Museveni’s kleptocracy has also been an embarrassment to his Washington sponsors in recent years. In 2018, a U.S. federal court trial in New York convicted a Chinese national, Chi-ping Patrick Ho, of paying a bribe of $1 million to Museveni and his foreign minister Sam Kutesa. The relatively modest bribe payment was a down-payment. In return for illegal oil concessions for a Chinese energy firm, the company, CEFC China was to set up a joint business venture with the families of Museveni and Kutesa, who is also his in-law. Photos of both Museveni and Kutesa —referred to as Exhibit #1510 and Exhibit #1504, respectively—were displayed in the courtroom during the trial. Ho was tried in the U.S. because he used a New York-based bank to wire half of the bribe money to Kutesa’s account in Uganda. 
 
So without U.S. protection what can dictator Museveni do? 
 
About 80% of Uganda’s population is under the age of 35. In Bobi Wine, they now have a charismatic candidate whom they can rally around. The legendary opposition leader Dr. Kizza Besigye also has a powerful following, having won their support by bravely challenging Museveni at the polls in the past. The dictator has stolen at least three elections from Dr. Besigye. The opposition lineup includes Bobi Wine, Dr.

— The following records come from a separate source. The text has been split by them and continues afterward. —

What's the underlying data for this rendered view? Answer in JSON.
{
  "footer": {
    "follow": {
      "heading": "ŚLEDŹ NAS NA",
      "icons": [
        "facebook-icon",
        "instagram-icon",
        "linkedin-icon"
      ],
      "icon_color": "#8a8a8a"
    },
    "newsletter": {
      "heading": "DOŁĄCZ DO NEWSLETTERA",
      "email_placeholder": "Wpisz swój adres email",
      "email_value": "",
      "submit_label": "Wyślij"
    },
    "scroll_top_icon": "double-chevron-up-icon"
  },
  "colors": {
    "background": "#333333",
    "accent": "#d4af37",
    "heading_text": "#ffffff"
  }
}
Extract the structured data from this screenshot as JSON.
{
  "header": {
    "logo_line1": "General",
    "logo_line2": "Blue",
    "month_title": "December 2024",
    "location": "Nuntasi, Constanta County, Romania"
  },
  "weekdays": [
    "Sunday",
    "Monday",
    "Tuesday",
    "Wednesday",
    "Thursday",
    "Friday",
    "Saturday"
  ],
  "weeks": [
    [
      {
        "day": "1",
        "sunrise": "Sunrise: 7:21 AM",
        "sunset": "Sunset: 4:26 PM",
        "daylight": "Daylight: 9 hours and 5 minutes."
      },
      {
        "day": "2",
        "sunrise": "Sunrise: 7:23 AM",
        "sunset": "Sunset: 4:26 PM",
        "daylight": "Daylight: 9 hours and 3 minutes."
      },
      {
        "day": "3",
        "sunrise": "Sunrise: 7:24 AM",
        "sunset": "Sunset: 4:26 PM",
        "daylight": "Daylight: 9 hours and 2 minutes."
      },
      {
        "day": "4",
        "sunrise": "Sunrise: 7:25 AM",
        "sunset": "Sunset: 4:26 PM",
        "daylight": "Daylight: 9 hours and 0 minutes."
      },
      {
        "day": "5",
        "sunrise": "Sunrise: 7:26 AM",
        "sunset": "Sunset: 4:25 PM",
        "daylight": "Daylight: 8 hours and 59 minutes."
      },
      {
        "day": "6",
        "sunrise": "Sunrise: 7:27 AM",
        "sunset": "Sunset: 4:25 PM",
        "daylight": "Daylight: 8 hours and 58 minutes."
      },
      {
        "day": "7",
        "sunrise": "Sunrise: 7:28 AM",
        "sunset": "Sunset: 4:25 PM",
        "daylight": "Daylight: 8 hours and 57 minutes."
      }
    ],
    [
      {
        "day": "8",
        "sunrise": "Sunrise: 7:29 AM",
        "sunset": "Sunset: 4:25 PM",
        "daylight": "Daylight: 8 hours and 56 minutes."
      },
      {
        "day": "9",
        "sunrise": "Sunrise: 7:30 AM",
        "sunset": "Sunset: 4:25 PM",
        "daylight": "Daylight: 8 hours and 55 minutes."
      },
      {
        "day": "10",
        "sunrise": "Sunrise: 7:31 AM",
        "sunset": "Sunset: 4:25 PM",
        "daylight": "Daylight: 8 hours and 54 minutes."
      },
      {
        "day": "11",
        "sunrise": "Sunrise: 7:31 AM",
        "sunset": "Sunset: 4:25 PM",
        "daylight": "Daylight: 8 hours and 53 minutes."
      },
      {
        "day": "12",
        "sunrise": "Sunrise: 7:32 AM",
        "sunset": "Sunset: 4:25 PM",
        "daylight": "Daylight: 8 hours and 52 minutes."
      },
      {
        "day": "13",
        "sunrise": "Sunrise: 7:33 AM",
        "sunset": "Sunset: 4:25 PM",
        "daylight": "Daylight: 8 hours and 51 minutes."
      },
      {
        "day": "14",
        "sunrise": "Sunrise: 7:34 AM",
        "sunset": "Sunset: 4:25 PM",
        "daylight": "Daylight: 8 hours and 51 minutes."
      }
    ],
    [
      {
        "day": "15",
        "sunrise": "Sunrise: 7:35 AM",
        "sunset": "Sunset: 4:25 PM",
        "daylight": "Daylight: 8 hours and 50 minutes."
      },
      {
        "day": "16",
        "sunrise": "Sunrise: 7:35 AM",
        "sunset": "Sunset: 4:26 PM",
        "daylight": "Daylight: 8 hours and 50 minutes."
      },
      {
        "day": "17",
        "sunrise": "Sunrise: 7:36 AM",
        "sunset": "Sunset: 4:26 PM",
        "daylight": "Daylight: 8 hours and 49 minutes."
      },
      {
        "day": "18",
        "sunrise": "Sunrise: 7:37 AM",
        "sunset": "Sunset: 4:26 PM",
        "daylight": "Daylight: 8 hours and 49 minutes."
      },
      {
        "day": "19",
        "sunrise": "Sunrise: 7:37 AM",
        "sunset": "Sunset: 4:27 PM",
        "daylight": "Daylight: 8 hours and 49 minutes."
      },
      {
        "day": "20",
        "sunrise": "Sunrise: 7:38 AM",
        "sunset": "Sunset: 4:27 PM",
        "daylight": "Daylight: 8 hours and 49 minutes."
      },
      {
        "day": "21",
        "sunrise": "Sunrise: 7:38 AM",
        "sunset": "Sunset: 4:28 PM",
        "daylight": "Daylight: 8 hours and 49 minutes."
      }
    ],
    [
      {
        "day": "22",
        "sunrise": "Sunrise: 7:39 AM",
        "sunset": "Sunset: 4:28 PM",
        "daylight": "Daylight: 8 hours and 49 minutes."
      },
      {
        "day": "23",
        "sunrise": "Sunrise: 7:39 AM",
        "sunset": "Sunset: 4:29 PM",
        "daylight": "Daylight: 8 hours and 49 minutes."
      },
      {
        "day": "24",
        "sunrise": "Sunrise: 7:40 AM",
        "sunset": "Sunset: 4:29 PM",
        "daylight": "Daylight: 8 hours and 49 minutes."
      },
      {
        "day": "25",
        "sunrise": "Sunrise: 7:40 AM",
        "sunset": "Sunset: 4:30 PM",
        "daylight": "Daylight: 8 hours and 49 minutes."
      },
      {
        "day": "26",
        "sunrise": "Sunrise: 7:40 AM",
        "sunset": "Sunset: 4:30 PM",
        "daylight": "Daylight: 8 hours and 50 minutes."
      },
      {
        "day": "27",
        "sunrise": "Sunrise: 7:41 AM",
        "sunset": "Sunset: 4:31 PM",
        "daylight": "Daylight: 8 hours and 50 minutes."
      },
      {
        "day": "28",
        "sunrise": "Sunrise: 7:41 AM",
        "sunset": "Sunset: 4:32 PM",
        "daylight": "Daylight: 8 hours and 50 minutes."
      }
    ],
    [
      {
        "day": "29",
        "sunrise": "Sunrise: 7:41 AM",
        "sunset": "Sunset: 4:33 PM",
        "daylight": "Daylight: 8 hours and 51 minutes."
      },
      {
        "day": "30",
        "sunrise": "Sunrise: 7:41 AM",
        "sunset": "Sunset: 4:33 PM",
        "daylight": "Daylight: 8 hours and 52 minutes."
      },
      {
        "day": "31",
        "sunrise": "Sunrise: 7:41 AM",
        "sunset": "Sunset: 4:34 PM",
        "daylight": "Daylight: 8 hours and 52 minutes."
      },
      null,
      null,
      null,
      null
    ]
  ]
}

Besigye, Mugisha Muntu the leader of the Alliance for National Transformation (ANT), and Norbert Mao of the Democratic Party.
 
Many people don’t believe Museveni will allow himself to be defeated in the polls. What are his options? 
 
Orchestrate assassinations of the leading opposition figures? This would likely spark an uprising or even armed rebellion he would not be able to contain. 
 
Rig elections and claim “victory” even after overwhelming defeat? This could also instigate uprisings that he won’t be able to contain. 
 
Create insecurity by a mid-level assassination and then invite a regime-friendly coup d’tat? But military regimes are no longer accepted by the international community and the African Union would automatically suspend Uganda and other global sanctions would follow. 
 
Find an excuse to invade one of the neighboring countries—he invaded Rwanda in 1990, Congo multiple times since 1997, and South Sudan in 2013—in order to create another humanitarian crisis as a pretext to postpone elections in Uganda? He could certainly cause a crisis by instigating warfare between South Sudan’s President Salva Kier and Vice President Riek Machar again—just as he did in 2013 and 2015. 
 
But without a green light from puppet masters in Washington this would backfire.
 
One option for Gen. Museveni is to negotiate a non-prosecution and non-extradition deal with his rubber stamp Parliament before the elections to protect him from having to face trial for his crimes in Uganda and to preclude any attempt to ship him to the Hague for the Congo war crimes. 
 
Even then, the question remains—would a post-Museveni government honor such a deal?